@Ben: The "simplest" argument that gives some bound may be one of those already mentioned, unless somebody finds a really new approach. Jordan's result is impressively general in scope, but the tools relevant to proving it seem quite limited. A more transparent proof would obviously be welcome. But after Frobenius and Schur, the published treatments (Curtis-Reiner, Isaacs,...) are basically similar apart from the way they are integrated with other theorems on finite groups and linear groups. Leaving aside the question of best bounds, it's hard to find a fresh approach.
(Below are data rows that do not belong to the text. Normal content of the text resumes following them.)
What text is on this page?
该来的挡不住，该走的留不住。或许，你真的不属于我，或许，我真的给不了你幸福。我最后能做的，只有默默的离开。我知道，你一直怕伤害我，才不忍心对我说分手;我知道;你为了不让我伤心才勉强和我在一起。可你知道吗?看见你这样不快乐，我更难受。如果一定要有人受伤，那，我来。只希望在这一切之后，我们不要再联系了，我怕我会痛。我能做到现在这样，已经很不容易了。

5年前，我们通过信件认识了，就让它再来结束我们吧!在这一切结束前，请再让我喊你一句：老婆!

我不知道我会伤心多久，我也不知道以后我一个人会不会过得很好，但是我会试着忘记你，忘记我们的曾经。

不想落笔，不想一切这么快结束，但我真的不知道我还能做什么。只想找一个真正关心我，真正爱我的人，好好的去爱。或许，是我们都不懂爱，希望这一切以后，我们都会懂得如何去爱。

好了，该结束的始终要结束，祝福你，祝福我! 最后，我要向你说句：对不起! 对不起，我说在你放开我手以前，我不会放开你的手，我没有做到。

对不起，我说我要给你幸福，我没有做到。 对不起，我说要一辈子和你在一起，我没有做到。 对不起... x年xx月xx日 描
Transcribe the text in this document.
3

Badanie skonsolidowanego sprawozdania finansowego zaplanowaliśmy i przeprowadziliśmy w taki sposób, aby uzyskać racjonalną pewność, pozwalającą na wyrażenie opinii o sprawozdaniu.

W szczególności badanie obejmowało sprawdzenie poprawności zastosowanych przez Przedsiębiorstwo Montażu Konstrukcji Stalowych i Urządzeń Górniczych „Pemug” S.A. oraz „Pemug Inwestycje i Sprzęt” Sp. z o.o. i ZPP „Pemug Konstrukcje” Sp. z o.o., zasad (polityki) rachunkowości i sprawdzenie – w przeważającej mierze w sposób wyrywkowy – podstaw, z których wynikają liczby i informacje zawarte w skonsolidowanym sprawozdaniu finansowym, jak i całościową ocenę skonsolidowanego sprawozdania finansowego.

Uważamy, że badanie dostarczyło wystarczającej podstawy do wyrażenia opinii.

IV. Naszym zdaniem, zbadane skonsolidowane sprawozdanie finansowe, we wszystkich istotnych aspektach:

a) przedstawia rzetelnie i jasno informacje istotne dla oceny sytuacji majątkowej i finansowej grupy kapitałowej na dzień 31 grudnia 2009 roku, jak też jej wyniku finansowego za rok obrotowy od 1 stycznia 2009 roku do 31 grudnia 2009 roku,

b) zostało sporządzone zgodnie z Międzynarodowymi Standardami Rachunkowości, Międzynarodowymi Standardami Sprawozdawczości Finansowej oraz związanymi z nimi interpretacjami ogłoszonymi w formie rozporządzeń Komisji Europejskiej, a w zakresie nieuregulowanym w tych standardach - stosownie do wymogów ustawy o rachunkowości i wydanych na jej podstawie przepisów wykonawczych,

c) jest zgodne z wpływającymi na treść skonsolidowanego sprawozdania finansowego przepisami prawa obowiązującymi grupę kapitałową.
Your initial formulation of an "equivalence" has no role for $\lambda$ on the left side, so needs some modification. It helps here to cite a particular source.

This is a helpful reference to an out-of-the-way paper, shifting the focus from compact Lie groups to general compact groups. For the published version: MR1950883 (2004c:20069) 20F65 (20E18 20G20) Bass, Hyman (1-MI); Lubotzky, Alexander (IL-HEBR); Magid, Andy R. (1-OK); Mozes, Shahar (IL-HEBR), The proalgebraic completion of rigid groups. Proceedings of the Conference on Geometric and Combinatorial Group Theory, Part II (Haifa, 2000). Geom.Dedicata 95 (2002), 19–58. This seems to be the same as the preprint, but slightly corrected.

Dixmier is certainly a useful reference (though Bourbaki is also available in English). One caution: the North-Holland translation of Dixmier (translator unidentified) was republished without change by AMS in 1996 but listed some misprints at the end; in fact this doesn't include all of the misprints introduced in the translation. I encouraged the AMS to acquire this out-of-print book for the GSM series but wasn't aware then of the extent of misprints. On the other hand, Dixmier added some updates to the English version.

This reinforces the fact that the notion of "reductive" for a Lie algebra in characteristic 0 has no intrinsic interest, unless you study the Lie algebra of a Lie (or algebraic) group and relate their representations carefully. For affine algebraic groups in any characteristic the notion of "reductive" group is more interesting because of Chevalley's Jordan decomposition and its preservation under rational representations. (But in characteristic $p$ you lose the connection with complete reducibility: a reductive group is "geometrically" reductive but rarely "linearly" reductive.)